Some shippers ensure they have plenty of the most popular varieties on hand.
“The trusted storage varieties continue to be customer favorites — legends, delgado and redwing,” said Mackenzie Mills, account manager with Bancroft, Wis.-based RPE Inc.
Some are always looking for new varieties to add to their mix.
“We are always screening new varieties for what fits our program and agronomic conditions,” said Cameron Skeen, partner at Ontario, Ore.-based Baker & Murakami Produce Co.
Growers in the network of Parma, Idaho-based Snake River Produce Co. LLC provide a mix of varieties of yellow, red, white and sweet onions, said Tiffany Cruickshank, sales and marketing representative at Snake River Produce.
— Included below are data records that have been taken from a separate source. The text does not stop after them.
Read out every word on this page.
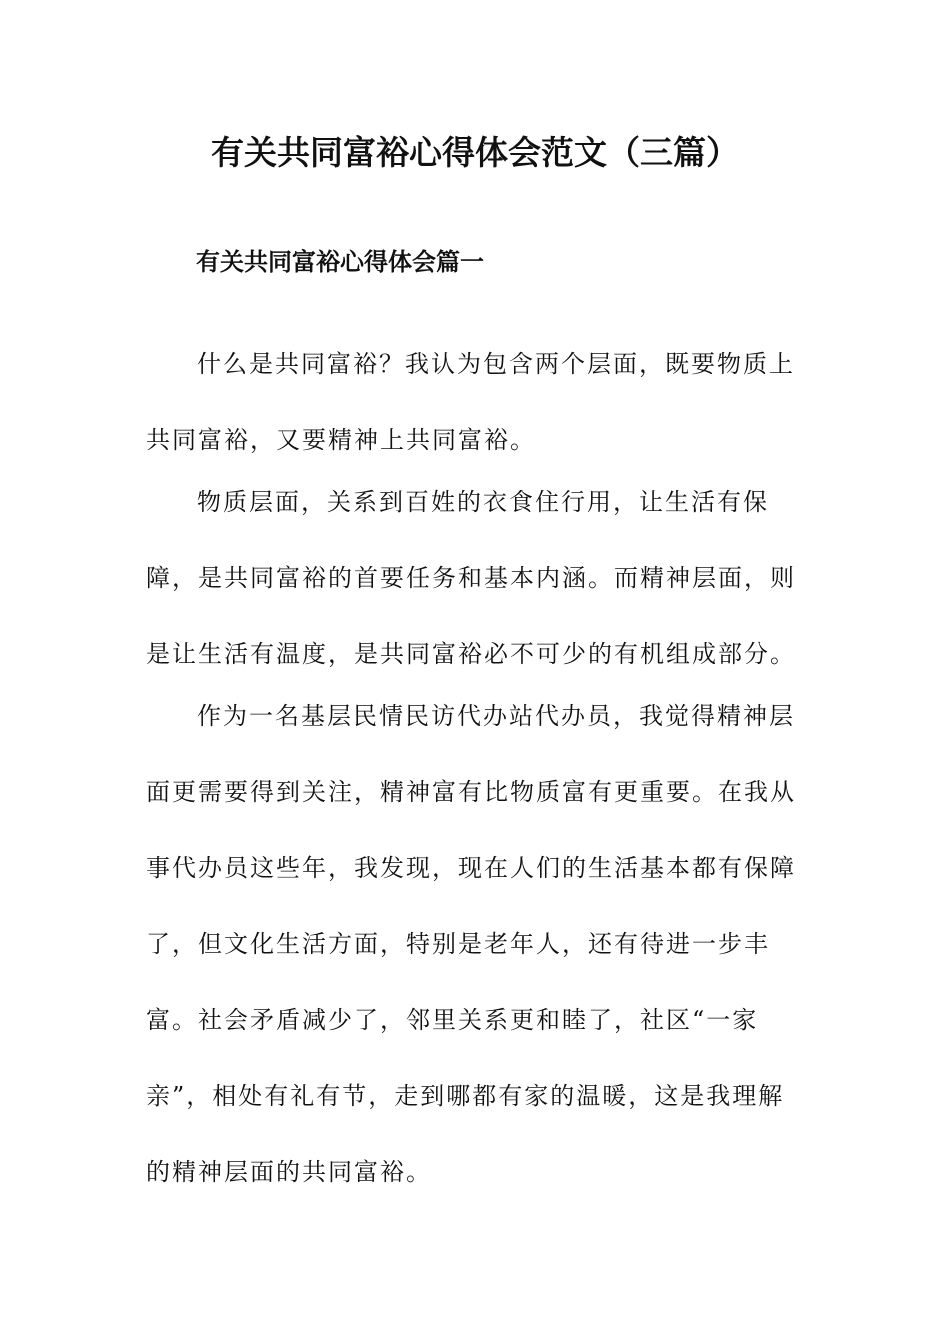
有关共同富裕心得体会范文（三篇）
有关共同富裕心得体会篇一
什么是共同富裕？我认为包含两个层面，既要物质上
共同富裕，又要精神上共同富裕。
物质层面，关系到百姓的衣食住行用，让生活有保
障，是共同富裕的首要任务和基本内涵。而精神层面，则
是让生活有温度，是共同富裕必不可少的有机组成部分。
作为一名基层民情民访代办站代办员，我觉得精神层
面更需要得到关注，精神富有比物质富有更重要。在我从
事代办员这些年，我发现，现在人们的生活基本都有保障
了，但文化生活方面，特别是老年人，还有待进一步丰
富。社会矛盾减少了，邻里关系更和睦了，社区“一家
亲”，相处有礼有节，走到哪都有家的温暖，这是我理解
的精神层面的共同富裕。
“Our Snake River Sweet 40-pound stickered box containing a more mild, but still globe-shaped onion, has been gaining popularity, and I see that continuing with the higher retail demand,” Cruickshank said.
“We also plan to offer sweet onions in smaller consumer packages this season.”
Idaho Falls, Idaho-based Eagle Eye Produce plans this year to largely stick with the same varieties as it has in previous years, said Dallin Klingler, marketing/communications manager.
“However, we are always running trials on new varieties, and we have seen some promising results this year with those trials on a larger scale,” he said.
Eagle Eye’s varieties produce consistent onions, use fewer inputs, and offer higher yields per-acre than ever before, Klingler said.
“We’re excited to have a good supply of yellows, reds, whites, and shallots if needed once harvest begins in early August,” he said.